Nevertheless, the United States is sounding the drums of war again and is preparing for the bombardment of Syria. This time, the excuse is that the Syrian government used chemical weapons against its own people.  The United States, the world’s self-appointed policeman, has declared itself the saviour of the Syrian people.  This salvation is to be achieved in classically American fashion: by bombing and destroying Syria.

The Americans are hardly honest-brokers in Syria.  They have been covertly supplying arms to the Syrian opposition for some time now.  Assad’s overthrow has been a much sought-after American geopolitical interest in the Middle East, as a counter against the rising influence of Iran.  Thus, the United States pretends to be the supporter of democratic reform in the region, while its allies include the despotic dictatorships of Jordan, Qatar and Saudi Arabia.

American grandstanding about the use of chemical weapons is hypocritical.  American use of napalm in Vietnam is immortalized in Francis Ford Coppola’s “Apocalypse Now” (1979); where Lieutenant Colonel Bill Kilgore says: “I love the smell of napalm in the morning.”  The most vivid picture of the Vietnamese war is of a naked little child running away from her burning body after U.S. soldiers used napalm.  It is no longer contested by American sources that in 2004, the United States used chemical weapons (napalm and phosphorous bombs) against Iraqi soldiers in Falluja.

It is not inconceivable that the chemical weapons used in Damascus were fired by American-backed Syrian rebels in the bid to trigger U.S. intervention.  Before the latest kerfuffle, Turkish media had reported that chemical weapons (specifically the nerve agent Sarin) were found in their possession in Southern Turkey.  These rebels include the Al-Qaeda and other extremists.  In short, the Americans are blundering yet again; providing weapons to those who will later use them against American interests. 

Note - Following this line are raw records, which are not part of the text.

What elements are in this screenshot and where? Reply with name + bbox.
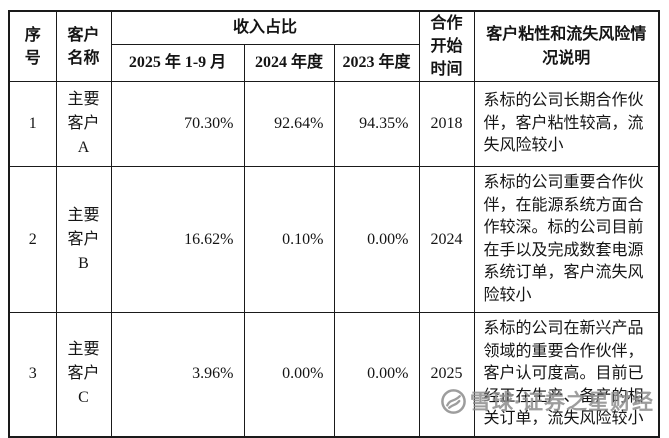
header-risk-description: 客户粘性和流失风险情况说明 [473,10,660,82]
customer-revenue-table: 序号 客户名称 收入占比 合作开始时间 客户粘性和流失风险情况说明 2025 年… [8,10,660,438]
cell-pct-2024: 0.00% [243,312,335,437]
header-coop-start: 合作开始时间 [418,10,475,82]
cell-customer-name: 主要客户B [55,166,112,313]
header-customer-name: 客户名称 [55,10,112,82]
cell-risk-description: 系标的公司在新兴产品领域的重要合作伙伴，客户认可度高。目前已经正在生产、备产的相… [473,312,660,437]
cell-pct-2025: 70.30% [110,81,245,167]
cell-risk-description: 系标的公司重要合作伙伴，在能源系统方面合作较深。标的公司目前在手以及完成数套电源… [473,166,660,313]
header-period-2025: 2025 年 1-9 月 [110,43,245,83]
cell-pct-2024: 92.64% [243,81,335,167]
table-row-customer-b: 2 主要客户B 16.62% 0.10% 0.00% 2024 系标的公司重要合… [8,166,660,313]
cell-risk-description: 系标的公司长期合作伙伴，客户粘性较高，流失风险较小 [473,81,660,167]
cell-seq: 3 [8,312,57,437]
cell-pct-2023: 0.00% [333,166,420,313]
cell-pct-2023: 0.00% [333,312,420,437]
header-row-periods: 2025 年 1-9 月 2024 年度 2023 年度 [9,43,659,83]
header-seq: 序号 [8,10,57,82]
cell-coop-start: 2024 [418,166,475,313]
table-row-customer-c: 3 主要客户C 3.96% 0.00% 0.00% 2025 系标的公司在新兴产… [8,312,660,437]
cell-pct-2024: 0.10% [243,166,335,313]
header-period-2023: 2023 年度 [333,43,420,83]
cell-customer-name: 主要客户C [55,312,112,437]
table-row-customer-a: 1 主要客户A 70.30% 92.64% 94.35% 2018 系标的公司长… [8,81,660,167]
cell-pct-2023: 94.35% [333,81,420,167]
header-revenue-share: 收入占比 [110,10,420,45]
document-page: 序号 客户名称 收入占比 合作开始时间 客户粘性和流失风险情况说明 2025 年… [8,10,660,438]
cell-customer-name: 主要客户A [55,81,112,167]
header-row-top: 序号 客户名称 收入占比 合作开始时间 客户粘性和流失风险情况说明 [8,10,660,82]
cell-coop-start: 2025 [418,312,475,437]
header-period-2024: 2024 年度 [243,43,335,83]
cell-pct-2025: 16.62% [110,166,245,313]
cell-seq: 1 [8,81,57,167]
cell-seq: 2 [8,166,57,313]
cell-coop-start: 2018 [418,81,475,167]
cell-pct-2025: 3.96% [110,312,245,437]
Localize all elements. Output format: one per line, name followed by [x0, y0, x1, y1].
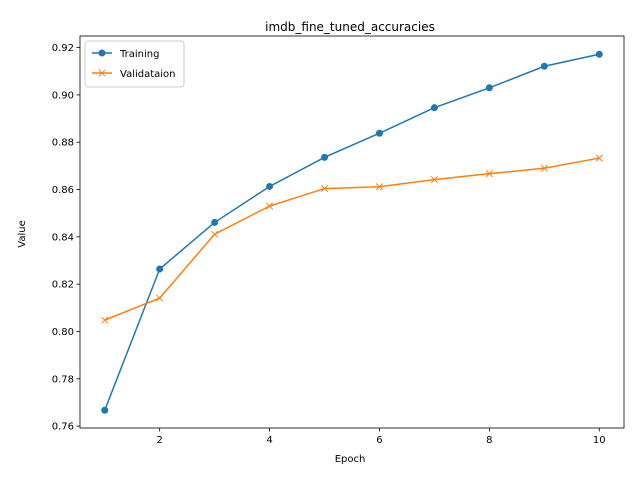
axes-frame — [79, 35, 625, 429]
x-tick-label: 10 — [593, 435, 606, 446]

U.S. policy-makers argue that a strike against Syria will provide a warning to Iran that its nuclear weapons program will not be tolerated.  However, the United States is powerless to prevent Iran from acquiring nuclear weapons.  In any case, the United States is the only country in the world that has used nuclear power irresponsibly.  The Americans dropped two nuclear bombs on Japan in 1945, resulting in 220,000 gruesome deaths.  That action was not needed to defeat Japan.  U.S. General Eisenhower admitted in writing that: “Japan was already defeated and dropping the bomb was completely unnecessary.” 

American bombs will serve no useful purpose in Syria.  There will be civilian casualties as the bombs land in unintended areas.  The Russians have already promised to replace any Syrian military assets the Americans destroy.  Stockpiles of chemical weapons are too dangerous to destroy from the air.  It would appear, yet again, that the Americans are intent on embarking upon a foolhardy venture that can only lead to the escalation of the Syrian conflict.